В Национальной галерее Клерикальному Медвежатнику, как теперь мысленно называл себя Даркур, повезло точно так же, как и в университетской библиотеке. Он так же перемолвился словечком с куратором отдела рисунков — старым знакомым, которому в голову не пришло бы ни в чем заподозрить Симона; так же небрежно и быстро просмотрел рисунки в особой папке; стремительно подменил рисунки, которые должны были стать платой за откровенность княгини, рисунками из библиотеки, принесенными с собой за хлястиком жилета «Ч. 3.»; и так же добродушно попрощался с приятелем, покидая архивы галереи. На рисунки еще не успели нанести гадкие метки, которые начинают звенеть, когда посетитель проходит через излишне любопытные сканеры; судя по всему, в папку вообще никто не заглядывал с тех пор, как ее доставили в галерею примерно год назад. «Ловкая работа, — подумал Симон, — хоть и не мне себя хвалить». Он выбрал для кражи удачный день — в Оттаву как раз приехал папа римский, и все, кто мог бы, шныряя кругом, заподозрить неладное, отправились на дальнее поле — глядеть, как харизматичный религиозный лидер совершает мессу, и слушать его наставления и увещевания, обращенные к канадцам.

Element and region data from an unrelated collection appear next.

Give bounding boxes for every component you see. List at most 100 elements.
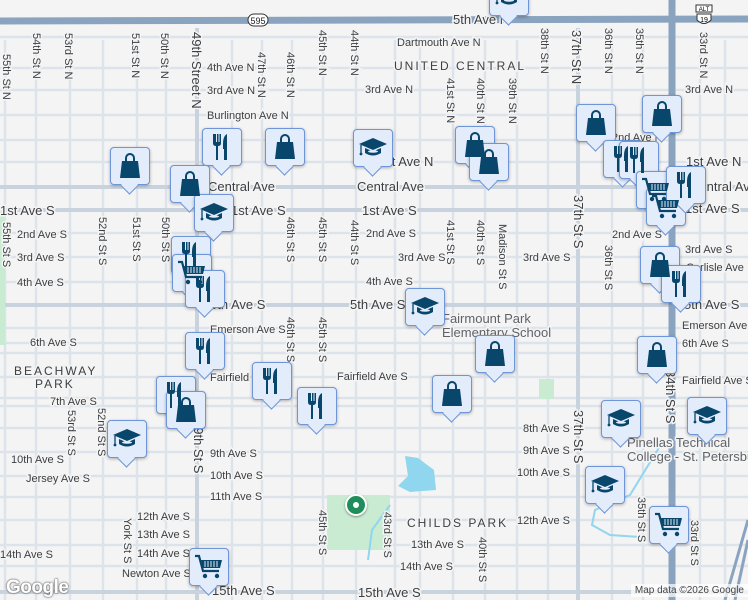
street-label: 2nd Ave S (366, 228, 416, 240)
street-label: 13th Ave S (137, 529, 190, 541)
restaurant-icon (263, 368, 277, 394)
street-label: 3rd Ave N (207, 85, 255, 97)
bag-icon (652, 101, 672, 126)
street-label: Newton Ave S (122, 568, 191, 580)
street-label: 49th Street N (189, 32, 204, 109)
bag-icon (120, 153, 140, 178)
street-label: 55th St N (0, 54, 12, 100)
restaurant-icon (672, 271, 686, 297)
street-label: 40th St S (474, 220, 486, 265)
map-marker-restaurant[interactable] (297, 387, 337, 425)
school-icon (359, 138, 387, 156)
street-label: 37th St S (571, 410, 586, 464)
route-shield-alt-19: ALT 19 (695, 4, 713, 24)
street-label: 46th St S (284, 217, 296, 262)
school-icon (200, 203, 228, 221)
street-label: Jersey Ave S (26, 473, 90, 485)
map-marker-bag[interactable] (432, 375, 472, 413)
map-marker-cart[interactable] (649, 506, 689, 544)
street-label: 41st St S (444, 220, 456, 265)
street-label: York St S (121, 518, 133, 563)
neighborhood-label: PARK (35, 377, 75, 391)
map-marker-school[interactable] (489, 0, 529, 16)
street-label: 44th St S (348, 220, 360, 265)
map-marker-bag[interactable] (637, 336, 677, 374)
street-label: Dartmouth Ave N (397, 37, 481, 49)
street-label: 39th St N (506, 78, 518, 124)
map-marker-restaurant[interactable] (202, 128, 242, 166)
street-label: 40th St N (474, 78, 486, 124)
cart-icon (655, 512, 682, 537)
street-label: 52nd St S (96, 217, 108, 265)
map-marker-school[interactable] (585, 466, 625, 504)
poi-label[interactable]: Pinellas Technical (626, 434, 732, 452)
street-label: 36th St S (602, 245, 614, 290)
street-label: 8th Ave S (523, 423, 570, 435)
street-label: 45th St S (316, 217, 328, 262)
street-label: 3rd Ave S (17, 252, 65, 264)
bag-icon (275, 134, 295, 159)
map-marker-cart[interactable] (189, 548, 229, 586)
street-label: 1st Ave S (0, 203, 55, 218)
street-label: 50th St N (158, 33, 170, 79)
street-label: Madison St S (496, 224, 508, 289)
street-label: 38th St N (538, 28, 550, 74)
bag-icon (479, 149, 499, 174)
restaurant-icon (308, 393, 322, 419)
street-label: 14th Ave S (0, 549, 53, 561)
bag-icon (442, 381, 462, 406)
svg-text:ALT: ALT (699, 7, 710, 13)
restaurant-icon (196, 338, 210, 364)
map-marker-school[interactable] (353, 129, 393, 167)
street-label: 45th St S (316, 510, 328, 555)
street-label: Fairfield Ave S (337, 371, 408, 383)
street-label: Burlington Ave N (207, 110, 289, 122)
map-marker-school[interactable] (107, 420, 147, 458)
map-marker-bag[interactable] (475, 335, 515, 373)
street-label: 13th Ave S (411, 539, 464, 551)
street-label: 35th St N (633, 28, 645, 74)
street-label: 4th Ave S (17, 277, 64, 289)
street-label: 40th St S (476, 537, 488, 582)
street-label: 10th Ave S (11, 454, 64, 466)
map-marker-restaurant[interactable] (252, 362, 292, 400)
street-label: 9th Ave S (523, 445, 570, 457)
school-icon (693, 406, 721, 424)
street-label: 3rd Ave N (685, 84, 733, 96)
map-marker-restaurant[interactable] (185, 332, 225, 370)
street-label: 3rd Ave S (685, 244, 733, 256)
google-logo: Google (6, 577, 69, 598)
map-marker-bag[interactable] (110, 147, 150, 185)
map-marker-school[interactable] (601, 400, 641, 438)
school-icon (113, 429, 141, 447)
street-label: 4th Ave S (366, 276, 413, 288)
route-shield-595: 595 (247, 13, 269, 27)
bag-icon (176, 397, 196, 422)
map-marker-bag[interactable] (642, 95, 682, 133)
map-marker-school[interactable] (687, 397, 727, 435)
poi-label[interactable]: Fairmount Park (441, 310, 533, 328)
bag-icon (485, 341, 505, 366)
street-label: 10th Ave S (210, 470, 263, 482)
restaurant-icon (630, 147, 644, 173)
map-canvas[interactable]: 595 ALT19 5th Ave NDartmouth Ave N4th Av… (0, 0, 748, 600)
street-label: 46th St N (284, 52, 296, 98)
school-icon (411, 297, 439, 315)
map-marker-school[interactable] (194, 194, 234, 232)
location-pin-icon[interactable] (345, 494, 367, 516)
map-marker-bag[interactable] (576, 104, 616, 142)
street-label: Central Ave (357, 179, 424, 194)
street-label: 10th Ave S (517, 467, 570, 479)
street-label: 43rd St S (381, 512, 393, 558)
street-label: 12th Ave S (137, 511, 190, 523)
street-label: 33rd St N (697, 32, 709, 79)
poi-label[interactable]: College - St. Petersburg (626, 448, 748, 466)
school-icon (591, 475, 619, 493)
restaurant-icon (213, 134, 227, 160)
map-attribution[interactable]: Map data ©2026 Google (630, 584, 748, 597)
restaurant-icon (677, 172, 691, 198)
park-area (539, 379, 554, 399)
street-label: Central Ave (208, 179, 275, 194)
map-marker-school[interactable] (405, 288, 445, 326)
map-marker-bag[interactable] (265, 128, 305, 166)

«Неужели я вообще всякий стыд потерял? — спрашивал себя Симон. — Неужели я теперь — самодовольный, удачливый преступник, которого не удерживают даже священные обеты?» Он не пытался ответить на это как-нибудь философски; им владела неутолимая жадность биографа. Он вышел на верный путь и не потерпит преград на этом пути. Он пожертвовал бы и спасением души — лишь бы удалось написать по-настоящему хорошую книгу. С Богом можно примириться и на смертном одре. А пока что — жизнь еще не кончилась.
— Моя жена очень довольна тем, что вы принесли, — сказал князь Макс. — Вы уверены, что это всё — что это все наброски к тому рисунку?
— Насколько я знаю, да, — ответил Симон. — Я просмотрел все рисунки Фрэнсиса Корниша — и его собственные, и его копии со старых мастеров — и не нашел ничего относящегося к портрету княгини, кроме тех набросков, которые я вам только что вручил.
— Восхитительно, — сказал князь. — Я бы сказал, что мы и не знаем, как вас отблагодарить, но это было бы неверно. Амалия расскажет вам все, что она знает о le beau ténébreux. И я тоже, хотя я не был с ним близко знаком — видел его только один раз, в Дюстерштейне. Он сразу произвел на меня благоприятное впечатление. Красивый; скромный; и даже остроумный, когда вино превозмогло его скрытность. Но продолжай, дорогая. А пока — еще по стакану вина?
— Фрэнсис Корниш действительно был таков, как говорит князь, но в нем крылось много большее, — продолжила княгиня. Она пила мало: великой светской красавице и деловой женщине с умом, острым как бритва, приходится соблюдать умеренность. — Он вошел в мою жизнь как раз тогда, когда я из девочки становилась девушкой и начинала серьезно интересоваться мужчинами. Точнее, и я не шучу, любая девочка, только начав ходить, обращает внимание на мужчин и мечтает о них. Но Фрэнсис Корниш появился в нашем семейном кругу как раз тогда, когда я начала грезить о любовниках.